Updated: May 17, 2021

Vikings were conquerors and settlers and in their voyages sailed as far as north America and Arabia. This made them skilled ship-builders, having to deal with long trips with heavy cargo and sailing both high seas and the tricky waters of the fjords. Their vessels had a unique structure which makes them very easy to recognise, and were mostly divided into warships and merchant ships, although these categories might overlap.

Meaning of Drakkar

Drakkar is the plural of dreki which means “dragon” and for this reason, drakkar are also know as dragonships. Contrary to popular belief, not all viking ships were drakkar, but the name comes from the carved dragon heads that were attached to the stem, and also other dragon motifs that could be found carved all over the ship. The dragons were a popular symbol among the sailors for various reasons. Being a mythical creature that inspires awe, only the most fierce warriors used the dragon as their house symbol, so it was a sign of social status, and also believed to scare enemies away. Also, due to Jӧrmungandr, the giant serpent who is the middle child of Loki and lives in the ocean that surrounds Midgard. It grew so large that it encircles all the world of men and holds its own tail in its mouth, and if it ever releases, Ragnarok will begin. Jormungandr was the biggest fear of the Viking sailors who believed that they could appease it by decorating their ships with images similar to it’s own, granting them safe passage across the oceans.

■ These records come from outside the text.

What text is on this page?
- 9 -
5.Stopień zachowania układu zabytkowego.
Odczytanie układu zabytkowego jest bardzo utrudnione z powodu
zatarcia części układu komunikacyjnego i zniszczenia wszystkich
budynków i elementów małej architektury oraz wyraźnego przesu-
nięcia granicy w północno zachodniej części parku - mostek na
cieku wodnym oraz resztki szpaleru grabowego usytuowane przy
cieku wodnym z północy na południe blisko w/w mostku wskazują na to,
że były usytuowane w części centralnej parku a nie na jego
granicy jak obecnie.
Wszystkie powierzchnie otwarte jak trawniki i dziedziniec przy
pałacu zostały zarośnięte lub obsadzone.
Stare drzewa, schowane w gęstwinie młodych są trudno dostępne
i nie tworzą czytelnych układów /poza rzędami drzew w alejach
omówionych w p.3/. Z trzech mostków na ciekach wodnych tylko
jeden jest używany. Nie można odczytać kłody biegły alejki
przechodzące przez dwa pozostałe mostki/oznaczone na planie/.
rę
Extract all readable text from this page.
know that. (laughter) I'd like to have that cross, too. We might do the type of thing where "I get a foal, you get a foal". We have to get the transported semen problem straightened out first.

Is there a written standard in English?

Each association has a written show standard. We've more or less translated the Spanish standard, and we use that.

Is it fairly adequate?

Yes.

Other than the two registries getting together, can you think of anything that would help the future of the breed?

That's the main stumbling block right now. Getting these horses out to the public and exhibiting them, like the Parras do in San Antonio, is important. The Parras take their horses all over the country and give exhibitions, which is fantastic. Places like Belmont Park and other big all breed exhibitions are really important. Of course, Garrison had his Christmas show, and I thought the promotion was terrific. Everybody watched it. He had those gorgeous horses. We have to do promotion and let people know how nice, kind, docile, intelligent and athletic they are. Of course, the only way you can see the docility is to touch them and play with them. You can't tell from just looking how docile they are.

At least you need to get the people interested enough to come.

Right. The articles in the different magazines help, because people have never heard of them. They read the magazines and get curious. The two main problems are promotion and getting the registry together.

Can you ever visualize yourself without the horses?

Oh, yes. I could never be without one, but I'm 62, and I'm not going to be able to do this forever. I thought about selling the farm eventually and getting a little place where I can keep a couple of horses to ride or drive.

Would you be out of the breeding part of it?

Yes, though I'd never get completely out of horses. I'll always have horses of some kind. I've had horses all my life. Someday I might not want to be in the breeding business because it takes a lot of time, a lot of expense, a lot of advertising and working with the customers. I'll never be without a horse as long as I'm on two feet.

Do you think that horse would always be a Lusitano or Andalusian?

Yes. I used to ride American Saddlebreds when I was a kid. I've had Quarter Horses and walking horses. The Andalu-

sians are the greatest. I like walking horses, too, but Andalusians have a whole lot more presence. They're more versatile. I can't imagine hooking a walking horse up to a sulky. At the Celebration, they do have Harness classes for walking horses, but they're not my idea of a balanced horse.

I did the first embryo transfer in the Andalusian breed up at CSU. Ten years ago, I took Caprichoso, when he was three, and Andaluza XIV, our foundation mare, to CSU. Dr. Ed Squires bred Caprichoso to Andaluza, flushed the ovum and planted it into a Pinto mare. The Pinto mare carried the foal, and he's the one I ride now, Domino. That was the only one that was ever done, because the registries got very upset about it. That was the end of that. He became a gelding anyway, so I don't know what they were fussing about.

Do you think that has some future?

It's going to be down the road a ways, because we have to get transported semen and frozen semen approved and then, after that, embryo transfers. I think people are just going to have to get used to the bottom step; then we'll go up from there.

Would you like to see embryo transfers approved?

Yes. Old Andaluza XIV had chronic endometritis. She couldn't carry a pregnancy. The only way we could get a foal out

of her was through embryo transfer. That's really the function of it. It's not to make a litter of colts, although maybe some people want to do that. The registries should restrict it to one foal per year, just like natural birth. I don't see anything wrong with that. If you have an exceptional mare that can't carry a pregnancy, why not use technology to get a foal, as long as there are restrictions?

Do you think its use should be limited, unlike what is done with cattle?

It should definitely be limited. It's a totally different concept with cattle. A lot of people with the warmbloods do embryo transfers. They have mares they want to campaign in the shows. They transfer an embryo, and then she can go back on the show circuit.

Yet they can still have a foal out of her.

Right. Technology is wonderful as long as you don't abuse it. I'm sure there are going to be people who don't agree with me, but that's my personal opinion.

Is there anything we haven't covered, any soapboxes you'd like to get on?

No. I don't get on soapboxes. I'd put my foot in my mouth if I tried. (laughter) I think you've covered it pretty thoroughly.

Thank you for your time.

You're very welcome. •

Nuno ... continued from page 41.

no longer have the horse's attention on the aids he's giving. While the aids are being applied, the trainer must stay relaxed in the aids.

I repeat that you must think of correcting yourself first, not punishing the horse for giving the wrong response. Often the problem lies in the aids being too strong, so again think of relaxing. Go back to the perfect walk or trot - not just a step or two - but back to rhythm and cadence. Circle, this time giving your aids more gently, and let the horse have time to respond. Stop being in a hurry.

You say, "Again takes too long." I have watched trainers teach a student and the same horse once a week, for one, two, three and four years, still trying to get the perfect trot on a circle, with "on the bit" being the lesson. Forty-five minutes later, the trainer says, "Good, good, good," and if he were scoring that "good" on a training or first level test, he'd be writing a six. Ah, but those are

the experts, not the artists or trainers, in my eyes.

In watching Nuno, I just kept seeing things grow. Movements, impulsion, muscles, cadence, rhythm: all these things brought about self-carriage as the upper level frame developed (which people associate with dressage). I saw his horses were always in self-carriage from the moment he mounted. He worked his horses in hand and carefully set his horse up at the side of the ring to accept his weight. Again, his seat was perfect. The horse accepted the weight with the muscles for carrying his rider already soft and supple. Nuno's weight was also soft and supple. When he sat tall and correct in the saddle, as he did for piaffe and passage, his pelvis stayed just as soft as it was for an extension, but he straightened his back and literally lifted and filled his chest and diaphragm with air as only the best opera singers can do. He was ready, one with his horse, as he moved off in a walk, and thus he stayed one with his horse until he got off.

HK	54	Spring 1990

Structure of a viking ship

Drakkar were longships of about 16 to 20 meters long, entirely made out of wood (usually oak), with woven wool sails. These sails were square and measured approximately 12m. They were clinker-built, which means they were made of overlapping planks riveted together and had a shallow hull that allowed beach landings and made it possible to sail in waters only one meter deep, something that came in handy if there was ice right below the surface. These vessels were narrow, light and symmetrical, with oars along almost the entire length which made it possible to change directions quickly without having to turn around. This wasn’t so much used to escape from enemies, but to avoid icebergs and sea ice which were common in the northern seas.

Viking ships usually had crews of 25 to 60 men. All the passengers except the pilot would sit next to the oars, and their personal belongings would be stored under them. The pilot would sit at the stern, operating the rudder or steerboard.


For the Vikings, the drakkar were a means of transportation and a symbol of status, but they also believed that one could sail into the afterlife and that a deceased person would take with them all the grave goods with which they were buried or cremated. All these goods were meant to provide comfort, but also to prove to the gods the worthiness of the deceased. Although Viking funeral rites vary according to region and through time, it was common for influential members of society to be buried inside their ships, dressed in newly sewn clothes. Weapons, personal items, decorative objects and sacrificed animals would also be stored inside, and in some cases there are accounts of slaves or family members who volunteered to accompany the deceased. The ship would then be covered in earth and stones to form a burial mound or it could also be cremated in a funeral pyre.

According to tenth-century writer Ibn Fadlan, when a poor man died, his close friends and family would build a small boat to put the body, and then set it on fire.

For all these reasons, the drakkar were more than a way to get across bodies of water. They showed their owner’s social status, inspired awe, and were heavily linked to their spirituality, either by honouring the gods with their carvings or by being a vessel for the soul to travel into the afterlife. The dragon ships are symbol for courage, fierceness and safe passage into the realm of the dead.